一箇所にまとめられた人たちから5メートル離れたところに、ヒューテックらしき男性が立っていた。
そして、ヒューテックらしき男性の足元に、うつ伏せに倒れたレッくんの姿が目に飛び込んでくる。
いくつもの鋭い剣に全身を刺されていて、レッくんはおびただしい量の血を流していた。
「……レッくん!」
真紀は20メートル先にいるレッくんに向かって走った。
「逃げろ」とレッくんは目で訴えていたけれど、重傷を負った恋人を放っておくことはできなかった。

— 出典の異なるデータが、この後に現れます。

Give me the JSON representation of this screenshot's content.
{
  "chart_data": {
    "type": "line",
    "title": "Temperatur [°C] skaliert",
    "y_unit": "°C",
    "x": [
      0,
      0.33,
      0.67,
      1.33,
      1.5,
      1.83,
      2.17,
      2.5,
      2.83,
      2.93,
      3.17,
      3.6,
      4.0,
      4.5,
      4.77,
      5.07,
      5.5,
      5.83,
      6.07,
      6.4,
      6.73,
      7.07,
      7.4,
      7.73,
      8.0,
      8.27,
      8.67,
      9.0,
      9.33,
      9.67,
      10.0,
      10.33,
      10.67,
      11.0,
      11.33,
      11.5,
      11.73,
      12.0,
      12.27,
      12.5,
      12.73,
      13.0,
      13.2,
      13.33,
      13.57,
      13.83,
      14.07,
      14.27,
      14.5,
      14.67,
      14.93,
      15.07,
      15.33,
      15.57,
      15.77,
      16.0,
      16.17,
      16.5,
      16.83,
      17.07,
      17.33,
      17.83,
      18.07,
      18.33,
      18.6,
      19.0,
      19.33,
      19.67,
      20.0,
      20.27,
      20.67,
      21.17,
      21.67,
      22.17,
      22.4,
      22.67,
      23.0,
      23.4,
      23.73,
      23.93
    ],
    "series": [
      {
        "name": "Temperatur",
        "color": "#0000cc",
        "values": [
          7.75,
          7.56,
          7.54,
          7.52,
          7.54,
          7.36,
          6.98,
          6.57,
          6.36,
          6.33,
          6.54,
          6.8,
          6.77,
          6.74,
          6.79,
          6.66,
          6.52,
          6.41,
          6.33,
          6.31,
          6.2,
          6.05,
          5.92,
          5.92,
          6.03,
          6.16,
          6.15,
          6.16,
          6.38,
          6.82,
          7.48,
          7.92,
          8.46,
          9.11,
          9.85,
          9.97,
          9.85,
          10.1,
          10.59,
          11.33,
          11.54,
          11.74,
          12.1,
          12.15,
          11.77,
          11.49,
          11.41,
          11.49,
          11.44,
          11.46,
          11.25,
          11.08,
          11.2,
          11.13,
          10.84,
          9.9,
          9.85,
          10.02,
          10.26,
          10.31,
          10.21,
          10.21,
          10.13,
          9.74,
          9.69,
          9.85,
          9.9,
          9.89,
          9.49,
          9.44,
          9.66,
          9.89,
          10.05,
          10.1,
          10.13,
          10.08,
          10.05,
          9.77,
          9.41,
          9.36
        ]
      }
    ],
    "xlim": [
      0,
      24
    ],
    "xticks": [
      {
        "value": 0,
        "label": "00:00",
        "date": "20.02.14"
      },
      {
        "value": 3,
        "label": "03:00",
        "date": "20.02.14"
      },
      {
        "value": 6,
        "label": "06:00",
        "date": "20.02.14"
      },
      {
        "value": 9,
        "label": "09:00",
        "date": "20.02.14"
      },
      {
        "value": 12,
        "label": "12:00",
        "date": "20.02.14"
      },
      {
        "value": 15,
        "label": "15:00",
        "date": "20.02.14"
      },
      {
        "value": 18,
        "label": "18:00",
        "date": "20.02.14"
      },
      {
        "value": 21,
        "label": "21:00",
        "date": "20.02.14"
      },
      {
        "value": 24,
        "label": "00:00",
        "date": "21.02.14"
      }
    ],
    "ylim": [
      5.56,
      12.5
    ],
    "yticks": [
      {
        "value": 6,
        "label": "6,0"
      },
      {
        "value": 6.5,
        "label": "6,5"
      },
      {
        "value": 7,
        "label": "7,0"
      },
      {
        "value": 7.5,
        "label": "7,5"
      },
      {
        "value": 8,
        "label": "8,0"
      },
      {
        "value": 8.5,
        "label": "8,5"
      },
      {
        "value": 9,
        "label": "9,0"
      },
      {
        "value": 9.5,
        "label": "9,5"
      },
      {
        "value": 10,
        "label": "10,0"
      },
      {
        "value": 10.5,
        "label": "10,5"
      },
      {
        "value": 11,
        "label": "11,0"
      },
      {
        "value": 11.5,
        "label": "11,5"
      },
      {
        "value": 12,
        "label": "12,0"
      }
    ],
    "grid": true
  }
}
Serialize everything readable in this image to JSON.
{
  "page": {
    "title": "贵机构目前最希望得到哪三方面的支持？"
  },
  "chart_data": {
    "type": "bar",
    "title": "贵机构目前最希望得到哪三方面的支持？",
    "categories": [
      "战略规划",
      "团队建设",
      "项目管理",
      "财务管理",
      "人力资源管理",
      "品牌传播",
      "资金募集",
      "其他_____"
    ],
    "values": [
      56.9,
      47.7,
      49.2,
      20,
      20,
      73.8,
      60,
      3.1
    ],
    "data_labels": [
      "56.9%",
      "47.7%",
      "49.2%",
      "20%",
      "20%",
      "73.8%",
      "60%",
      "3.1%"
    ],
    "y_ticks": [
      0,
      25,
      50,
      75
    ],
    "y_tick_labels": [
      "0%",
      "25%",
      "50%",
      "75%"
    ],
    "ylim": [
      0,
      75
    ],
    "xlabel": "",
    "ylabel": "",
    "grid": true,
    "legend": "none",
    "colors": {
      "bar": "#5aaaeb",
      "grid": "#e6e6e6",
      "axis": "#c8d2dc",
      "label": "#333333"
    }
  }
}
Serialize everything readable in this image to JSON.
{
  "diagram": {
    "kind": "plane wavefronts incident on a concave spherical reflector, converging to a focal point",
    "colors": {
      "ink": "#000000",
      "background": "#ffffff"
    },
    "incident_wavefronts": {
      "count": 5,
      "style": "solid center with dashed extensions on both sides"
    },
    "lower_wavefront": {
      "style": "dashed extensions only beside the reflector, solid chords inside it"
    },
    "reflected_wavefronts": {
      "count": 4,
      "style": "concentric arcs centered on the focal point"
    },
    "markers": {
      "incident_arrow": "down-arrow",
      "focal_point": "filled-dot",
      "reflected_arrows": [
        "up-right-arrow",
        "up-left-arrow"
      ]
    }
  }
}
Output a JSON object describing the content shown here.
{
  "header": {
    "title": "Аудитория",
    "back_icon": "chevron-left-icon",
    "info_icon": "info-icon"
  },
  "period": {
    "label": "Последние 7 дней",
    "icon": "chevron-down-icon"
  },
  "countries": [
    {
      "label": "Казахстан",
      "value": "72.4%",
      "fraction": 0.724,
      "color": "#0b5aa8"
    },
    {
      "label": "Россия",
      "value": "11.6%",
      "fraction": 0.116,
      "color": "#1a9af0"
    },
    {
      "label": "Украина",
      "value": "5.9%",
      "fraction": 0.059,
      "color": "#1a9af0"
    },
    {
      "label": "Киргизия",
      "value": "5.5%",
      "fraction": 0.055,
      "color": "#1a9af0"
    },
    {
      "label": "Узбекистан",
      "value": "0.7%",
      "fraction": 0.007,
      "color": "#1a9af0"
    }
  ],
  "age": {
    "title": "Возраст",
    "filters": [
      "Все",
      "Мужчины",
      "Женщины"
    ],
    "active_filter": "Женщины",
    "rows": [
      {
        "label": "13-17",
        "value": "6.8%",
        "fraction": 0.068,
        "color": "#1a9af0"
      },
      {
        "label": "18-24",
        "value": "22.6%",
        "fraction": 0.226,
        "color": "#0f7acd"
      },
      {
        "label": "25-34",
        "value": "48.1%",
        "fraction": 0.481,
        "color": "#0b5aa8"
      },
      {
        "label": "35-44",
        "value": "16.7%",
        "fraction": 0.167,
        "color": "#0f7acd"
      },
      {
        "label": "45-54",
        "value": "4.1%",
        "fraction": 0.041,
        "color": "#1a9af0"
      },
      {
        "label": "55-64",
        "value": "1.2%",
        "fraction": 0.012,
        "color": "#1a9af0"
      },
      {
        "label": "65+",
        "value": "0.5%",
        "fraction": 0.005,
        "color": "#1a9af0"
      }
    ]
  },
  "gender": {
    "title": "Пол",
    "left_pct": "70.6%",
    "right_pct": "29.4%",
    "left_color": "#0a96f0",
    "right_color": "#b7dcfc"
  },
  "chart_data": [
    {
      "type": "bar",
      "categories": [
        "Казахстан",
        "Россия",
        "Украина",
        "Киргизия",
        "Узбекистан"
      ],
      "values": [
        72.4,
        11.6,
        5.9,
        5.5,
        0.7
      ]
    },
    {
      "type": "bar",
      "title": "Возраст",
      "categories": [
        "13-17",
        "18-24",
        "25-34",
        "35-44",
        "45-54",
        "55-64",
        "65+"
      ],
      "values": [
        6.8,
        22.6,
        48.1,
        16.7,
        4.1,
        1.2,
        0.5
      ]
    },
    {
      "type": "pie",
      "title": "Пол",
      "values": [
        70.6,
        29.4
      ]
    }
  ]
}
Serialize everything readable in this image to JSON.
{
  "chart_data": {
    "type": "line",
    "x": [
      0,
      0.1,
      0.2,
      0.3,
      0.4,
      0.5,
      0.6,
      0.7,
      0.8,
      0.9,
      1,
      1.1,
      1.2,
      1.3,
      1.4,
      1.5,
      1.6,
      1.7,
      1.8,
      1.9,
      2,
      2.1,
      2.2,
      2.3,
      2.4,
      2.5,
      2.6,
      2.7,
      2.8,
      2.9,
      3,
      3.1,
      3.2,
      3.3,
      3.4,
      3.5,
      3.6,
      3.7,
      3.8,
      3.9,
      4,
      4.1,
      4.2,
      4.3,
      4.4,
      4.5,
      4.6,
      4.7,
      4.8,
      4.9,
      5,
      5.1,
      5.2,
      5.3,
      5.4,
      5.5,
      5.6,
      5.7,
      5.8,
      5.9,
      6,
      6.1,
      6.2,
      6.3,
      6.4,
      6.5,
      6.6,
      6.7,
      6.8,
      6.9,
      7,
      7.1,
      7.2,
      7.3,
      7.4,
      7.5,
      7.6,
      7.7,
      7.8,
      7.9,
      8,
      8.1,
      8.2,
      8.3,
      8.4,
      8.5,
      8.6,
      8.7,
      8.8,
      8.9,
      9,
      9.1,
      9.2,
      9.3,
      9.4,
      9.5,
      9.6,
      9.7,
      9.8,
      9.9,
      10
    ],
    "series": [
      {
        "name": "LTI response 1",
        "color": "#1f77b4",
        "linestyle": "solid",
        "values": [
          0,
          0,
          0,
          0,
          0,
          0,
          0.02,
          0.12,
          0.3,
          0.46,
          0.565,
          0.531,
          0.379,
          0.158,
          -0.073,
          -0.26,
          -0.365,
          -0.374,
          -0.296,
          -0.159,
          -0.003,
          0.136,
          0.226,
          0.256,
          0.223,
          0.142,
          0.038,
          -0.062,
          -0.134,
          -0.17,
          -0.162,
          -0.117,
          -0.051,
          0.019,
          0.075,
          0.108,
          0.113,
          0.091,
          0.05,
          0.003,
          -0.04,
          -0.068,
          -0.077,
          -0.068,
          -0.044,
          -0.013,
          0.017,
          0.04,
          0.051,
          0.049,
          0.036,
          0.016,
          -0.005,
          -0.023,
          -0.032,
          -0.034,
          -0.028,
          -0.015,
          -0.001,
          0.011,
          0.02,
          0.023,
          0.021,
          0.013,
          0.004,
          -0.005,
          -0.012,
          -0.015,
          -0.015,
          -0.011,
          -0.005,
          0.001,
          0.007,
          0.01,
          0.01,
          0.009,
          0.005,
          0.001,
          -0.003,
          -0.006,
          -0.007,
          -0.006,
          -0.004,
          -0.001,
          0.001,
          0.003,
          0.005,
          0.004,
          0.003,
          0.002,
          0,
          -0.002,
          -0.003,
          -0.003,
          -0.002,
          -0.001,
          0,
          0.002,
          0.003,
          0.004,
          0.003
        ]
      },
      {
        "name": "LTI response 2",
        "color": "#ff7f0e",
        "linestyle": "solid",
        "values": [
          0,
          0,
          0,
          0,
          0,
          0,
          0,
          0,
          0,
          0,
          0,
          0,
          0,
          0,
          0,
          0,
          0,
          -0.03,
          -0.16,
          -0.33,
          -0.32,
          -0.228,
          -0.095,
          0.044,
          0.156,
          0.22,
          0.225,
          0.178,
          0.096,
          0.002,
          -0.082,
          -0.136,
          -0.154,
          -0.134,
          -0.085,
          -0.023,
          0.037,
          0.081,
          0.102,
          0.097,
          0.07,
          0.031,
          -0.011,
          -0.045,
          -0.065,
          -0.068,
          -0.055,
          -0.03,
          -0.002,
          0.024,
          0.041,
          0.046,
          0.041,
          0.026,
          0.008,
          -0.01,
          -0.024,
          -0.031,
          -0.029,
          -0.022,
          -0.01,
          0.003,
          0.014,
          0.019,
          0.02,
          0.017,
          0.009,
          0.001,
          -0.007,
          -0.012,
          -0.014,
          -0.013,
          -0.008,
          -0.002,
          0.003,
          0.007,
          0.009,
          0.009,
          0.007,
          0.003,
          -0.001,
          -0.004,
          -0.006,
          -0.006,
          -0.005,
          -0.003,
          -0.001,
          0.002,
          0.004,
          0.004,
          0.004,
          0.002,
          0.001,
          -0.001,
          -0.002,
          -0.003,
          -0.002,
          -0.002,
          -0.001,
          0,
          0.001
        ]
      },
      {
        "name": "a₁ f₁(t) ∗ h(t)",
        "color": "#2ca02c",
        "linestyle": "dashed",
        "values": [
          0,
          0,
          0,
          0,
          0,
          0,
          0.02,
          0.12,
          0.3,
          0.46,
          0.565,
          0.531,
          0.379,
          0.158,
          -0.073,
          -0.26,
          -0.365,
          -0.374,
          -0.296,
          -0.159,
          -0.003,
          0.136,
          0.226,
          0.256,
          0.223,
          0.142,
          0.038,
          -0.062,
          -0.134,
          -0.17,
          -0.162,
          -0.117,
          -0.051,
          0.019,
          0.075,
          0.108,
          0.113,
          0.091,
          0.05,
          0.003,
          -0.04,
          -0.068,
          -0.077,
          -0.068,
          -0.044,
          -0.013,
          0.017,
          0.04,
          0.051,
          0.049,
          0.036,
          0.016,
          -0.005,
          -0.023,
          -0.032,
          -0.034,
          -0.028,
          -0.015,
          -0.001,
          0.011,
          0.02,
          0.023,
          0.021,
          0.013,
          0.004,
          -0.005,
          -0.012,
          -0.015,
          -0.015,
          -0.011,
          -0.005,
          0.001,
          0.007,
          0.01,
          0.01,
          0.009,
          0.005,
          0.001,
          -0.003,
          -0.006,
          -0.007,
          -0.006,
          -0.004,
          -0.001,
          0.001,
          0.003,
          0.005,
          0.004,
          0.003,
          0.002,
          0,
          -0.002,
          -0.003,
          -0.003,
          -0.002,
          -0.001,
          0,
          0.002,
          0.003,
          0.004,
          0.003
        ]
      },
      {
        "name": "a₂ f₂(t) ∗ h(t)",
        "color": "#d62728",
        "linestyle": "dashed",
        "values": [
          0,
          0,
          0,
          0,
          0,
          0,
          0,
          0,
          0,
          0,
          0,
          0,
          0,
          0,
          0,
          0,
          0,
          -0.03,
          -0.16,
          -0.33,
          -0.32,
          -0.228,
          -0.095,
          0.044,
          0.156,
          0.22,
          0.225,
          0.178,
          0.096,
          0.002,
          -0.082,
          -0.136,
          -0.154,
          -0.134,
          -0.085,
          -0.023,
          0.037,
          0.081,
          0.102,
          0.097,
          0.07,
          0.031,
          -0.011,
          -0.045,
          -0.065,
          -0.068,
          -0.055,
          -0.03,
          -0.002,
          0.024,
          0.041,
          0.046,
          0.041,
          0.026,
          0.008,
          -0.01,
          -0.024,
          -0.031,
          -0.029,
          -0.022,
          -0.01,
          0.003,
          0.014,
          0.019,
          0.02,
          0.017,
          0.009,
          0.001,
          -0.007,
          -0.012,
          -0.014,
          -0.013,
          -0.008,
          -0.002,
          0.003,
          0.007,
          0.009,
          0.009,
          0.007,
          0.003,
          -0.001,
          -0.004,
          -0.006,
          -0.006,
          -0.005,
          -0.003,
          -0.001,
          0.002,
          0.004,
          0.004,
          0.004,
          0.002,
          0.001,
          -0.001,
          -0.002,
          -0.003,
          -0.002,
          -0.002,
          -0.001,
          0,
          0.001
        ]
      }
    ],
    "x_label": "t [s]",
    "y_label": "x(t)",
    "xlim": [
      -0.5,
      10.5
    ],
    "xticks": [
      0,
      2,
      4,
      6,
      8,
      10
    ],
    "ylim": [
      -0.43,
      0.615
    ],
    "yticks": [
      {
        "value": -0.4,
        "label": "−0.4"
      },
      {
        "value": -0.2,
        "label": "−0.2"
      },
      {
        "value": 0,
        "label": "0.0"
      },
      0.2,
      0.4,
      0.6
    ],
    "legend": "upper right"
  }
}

ヒューテックらしき男性をなんとかしなければ、レッくんは間違いなく殺されてしまう。
奇跡に縋る思いで、真紀はヒューテックらしき男性の顔へスマートフォンを投げた。
しかし、投げたスマートフォンは、ヒューテックらしき男性に片手ではたき落とされた。
目の前に飛んできた羽虫を無心で追い払うようなはたき方。
宙をくるくると回転しながら、真紀のスマートフォンは地面に落ちていく。
落下の衝撃でスマホ画面がミシッと割れる音が聞こえた。
ヒューテックらしき男性は真紀にスマホカメラを向けた。
QRコードを読み取るときのような目で、真紀をカメラ越しに見つめている。
「──《執剣秩序》」
ヒューテックらしき男性はスマホ画面を叩いて、何か呪文らしき言葉を唱えた。
スマホカメラのレンズが光った瞬間、何もないところに「真っ黒なフレームみたいなもの」が浮かび上がった。
真っ黒なフレームはカメラで写した人物を逃がさないように配置されていた。
瞬く間にグチャッと音を立てて、すべてのフレームが黒く塗り潰される。
真っ黒に塗り潰されたフレームは剣の形状に変わって、全方向から素早く襲いかかった。